Up relatively early considering it was a day off, and down to a tools shop I’d noticed on the main road, about ten minutes walk from The Bunglalows, to but some gardening tools. I got a rake, a hoe, a trowel and a spade (the pointed sort with no T bar on the shaft, which you never see in the West), all for the equivalent of £7.
At the back of our bungalow – and indeed all the others – is a turfed area, with a few trees. Beyond that there’s a wall, probably 10 yards away, and the width of the bungalow is probably about the same, so I’ve got 100 square yards of potential garden.
This was something I’d thrown into the ring way back at the interview, and could indeed be described as the clincher. Being a keen allotment holder back home, I’ve been intrigued by the prospect of gardening out here since my first trip in 2004. I’d have my own garden I was told. When I mentioned it to LM, he said I’d better clear it with higher management, and so I took the opportunity of bringing it up at the meeting we had in the first week with DoS and HD. “It’s your garden,” said the latter, “do what you want with it.”
And so I got down to it this morning, chopping up the newly-rooted turf with the hoe, and peeling it off with the spade. As I was standing by the wall trying to get the line right, I noticed a man with a paunch and an expensive hair-do, who greeted me and introduced himself as Big Cheese, the landlord. We chatted for ten minutes about the quality of vegetables here, the prospects of the site’s palm trees transplanted from Egypt, and the identities of the gardners. I askewd what the site had been before, and he told me that it was all rocky ground, and that the topsoil (about 1 ½ metres deep, he said,) came from a fertile area 100km south called Spring Valley. He also told me that the gardener had plenty of a nitrogen bearing substance if I needed it. He pronounced himself delighted that I was making a garden, and said he hoped that others would too.

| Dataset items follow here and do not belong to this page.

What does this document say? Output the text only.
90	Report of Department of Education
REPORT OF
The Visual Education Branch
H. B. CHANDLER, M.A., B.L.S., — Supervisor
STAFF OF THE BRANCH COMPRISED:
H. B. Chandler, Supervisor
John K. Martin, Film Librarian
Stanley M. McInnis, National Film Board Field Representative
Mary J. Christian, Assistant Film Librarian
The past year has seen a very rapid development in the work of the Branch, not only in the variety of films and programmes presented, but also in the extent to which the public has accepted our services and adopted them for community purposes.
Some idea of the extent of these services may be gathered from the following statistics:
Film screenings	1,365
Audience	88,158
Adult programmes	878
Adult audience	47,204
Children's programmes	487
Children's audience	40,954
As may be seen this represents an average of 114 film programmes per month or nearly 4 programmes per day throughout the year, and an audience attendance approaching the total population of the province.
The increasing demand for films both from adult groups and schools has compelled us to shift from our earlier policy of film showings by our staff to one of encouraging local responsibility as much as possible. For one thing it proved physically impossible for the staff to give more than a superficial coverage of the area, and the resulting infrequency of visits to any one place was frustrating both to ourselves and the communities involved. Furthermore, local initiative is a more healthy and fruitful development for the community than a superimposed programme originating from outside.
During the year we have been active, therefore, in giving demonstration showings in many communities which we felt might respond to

He buggered off, and I got chatting to LM, who’s been eying another bungalow and secured my help with moving his stuff later this afternoon. I got back to lifting the turf for a bit, and then Ahmed appeared, wanting to know what I was doing and suggesting that the architect wouldn’t be too happy. Restraining myself from saying “fuck the architect” I pointed out that the owner of the site was contented, and that settled his hash. I got back to the turf lifting, and then Reza turned up and queried what I was doing and foreseeing problems, blah, blah fucking blah, which I told him to take up with the management and with the landlord if he didn’t like it – I said it with a bit of heat, I regret to say. It’s amazing how a reference to higher authority will stop a busy body in his tracks.

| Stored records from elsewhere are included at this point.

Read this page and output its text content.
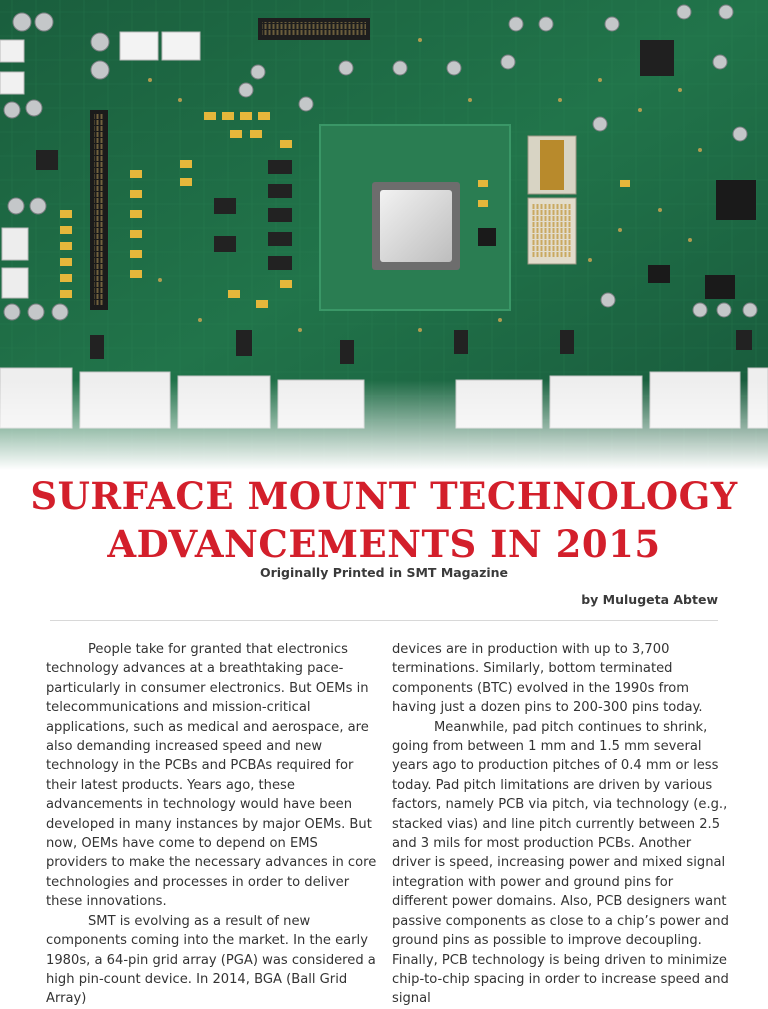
SURFACE MOUNT TECHNOLOGY
ADVANCEMENTS IN 2015
Originally Printed in SMT Magazine
by Mulugeta Abtew

People take for granted that electronics technology advances at a breathtaking pace-particularly in consumer electronics. But OEMs in telecommunications and mission-critical applications, such as medical and aerospace, are also demanding increased speed and new technology in the PCBs and PCBAs required for their latest products. Years ago, these advancements in technology would have been developed in many instances by major OEMs. But now, OEMs have come to depend on EMS providers to make the necessary advances in core technologies and processes in order to deliver these innovations.

SMT is evolving as a result of new components coming into the market. In the early 1980s, a 64-pin grid array (PGA) was considered a high pin-count device. In 2014, BGA (Ball Grid Array)

devices are in production with up to 3,700 terminations. Similarly, bottom terminated components (BTC) evolved in the 1990s from having just a dozen pins to 200-300 pins today.

Meanwhile, pad pitch continues to shrink, going from between 1 mm and 1.5 mm several years ago to production pitches of 0.4 mm or less today. Pad pitch limitations are driven by various factors, namely PCB via pitch, via technology (e.g., stacked vias) and line pitch currently between 2.5 and 3 mils for most production PCBs. Another driver is speed, increasing power and mixed signal integration with power and ground pins for different power domains. Also, PCB designers want passive components as close to a chip’s power and ground pins as possible to improve decoupling. Finally, PCB technology is being driven to minimize chip-to-chip spacing in order to increase speed and signal
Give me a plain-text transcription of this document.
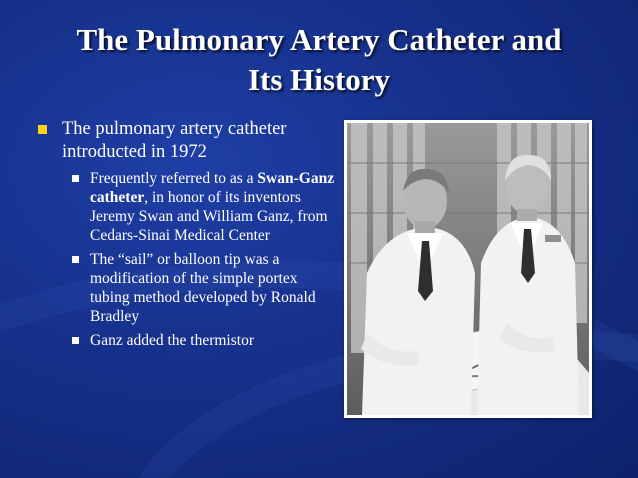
The Pulmonary Artery Catheter and
Its History
The pulmonary artery catheter introducted in 1972
Frequently referred to as a Swan-Ganz catheter, in honor of its inventors Jeremy Swan and William Ganz, from Cedars-Sinai Medical Center
The “sail” or balloon tip was a modification of the simple portex tubing method developed by Ronald Bradley
Ganz added the thermistor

In retrospect, however, I’m simply pleased that the first interruption came from Big Cheese, the one person who could give a definitive blessing or not to the idea. So that’s sorted and, fuck the lot of them.
I didn’t get too much done, what with all the interruptions, and with LM’s bungalow move. I can’t see what he’s doing it for, really, they’re all alike. Nevertheless, I must admit to a wee bit of heard mentality, thinking “if he’s moving, maybe I should..?” But I’ll refrain, especially as I’ve started on the garden. KST is wanting to move too, on to the other side of the site, “because it gets more of the sun”. That’s just daft, the sort of thing my mother would reasonably want back in Blighty. In a few weeks from now, he’ll be glad to get away from the bloody sun.

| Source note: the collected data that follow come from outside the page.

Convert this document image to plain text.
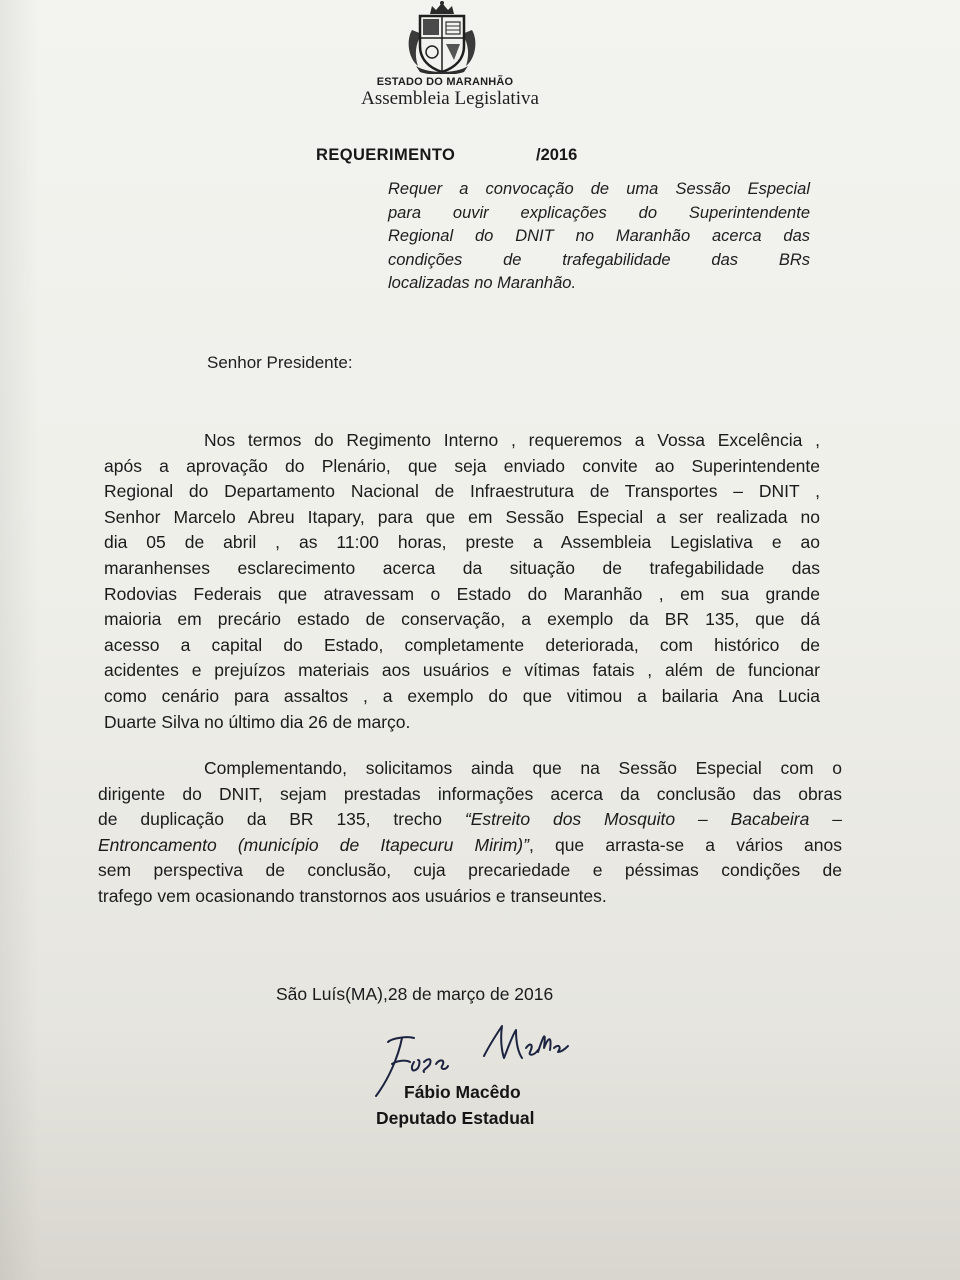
ESTADO DO MARANHÃO
Assembleia Legislativa
REQUERIMENTO	/2016
Requer a convocação de uma Sessão Especial
para ouvir explicações do Superintendente
Regional do DNIT no Maranhão acerca das
condições de trafegabilidade das BRs
localizadas no Maranhão.
Senhor Presidente:
Nos termos do Regimento Interno , requeremos a Vossa Excelência ,
após a aprovação do Plenário, que seja enviado convite ao Superintendente
Regional do Departamento Nacional de Infraestrutura de Transportes – DNIT ,
Senhor Marcelo Abreu Itapary, para que em Sessão Especial a ser realizada no
dia 05 de abril , as 11:00 horas, preste a Assembleia Legislativa e ao
maranhenses esclarecimento acerca da situação de trafegabilidade das
Rodovias Federais que atravessam o Estado do Maranhão , em sua grande
maioria em precário estado de conservação, a exemplo da BR 135, que dá
acesso a capital do Estado, completamente deteriorada, com histórico de
acidentes e prejuízos materiais aos usuários e vítimas fatais , além de funcionar
como cenário para assaltos , a exemplo do que vitimou a bailaria Ana Lucia
Duarte Silva no último dia 26 de março.
Complementando, solicitamos ainda que na Sessão Especial com o
dirigente do DNIT, sejam prestadas informações acerca da conclusão das obras
de duplicação da BR 135, trecho “Estreito dos Mosquito – Bacabeira –
Entroncamento (município de Itapecuru Mirim)”, que arrasta-se a vários anos
sem perspectiva de conclusão, cuja precariedade e péssimas condições de
trafego vem ocasionando transtornos aos usuários e transeuntes.
São Luís(MA),28 de março de 2016
Fábio Macêdo
Deputado Estadual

Whilst doing the removal job, two new teachers – leadership and management, not English – and an IT bloke, arrived from the airport. We shook hands and introduced ourselves. They had that wide-eyed, tired but eager to please, trying to take everything in, kind of look that no doubt all new arrivals will and which I had a just two and a half weeks ago.
Into town later with LM, I wanted to buy a set of PC speakers, and get my Sony Eriksson k800i phone unlocked so that I could use a local sim card. The speakers were easily got for £12. The unlocking meant a trip to Madhar St, 2KM given over entirely to mobile phone shops. It was an eye-opener. Which shop out of hundreds? So of course I chose one almost at random (to narrow the search down I’d gone off the main street, but our taxi driver advised against that, suggesting there were better shops in the main drag. So we went into a place where a young man was counting an enormous wedge of wonga. “Just a minute”, and when he’d finished gave me 60% of his attention, because young men were in and out of the place all the time, asking questions, bringing in second hand phones to sell. He told me that he’d recently got back from Iran, where he’d been learning English He rang a friend, who came and took my phone away “for software”. It came back after 40 minutes, all working hunky dory and costing £10.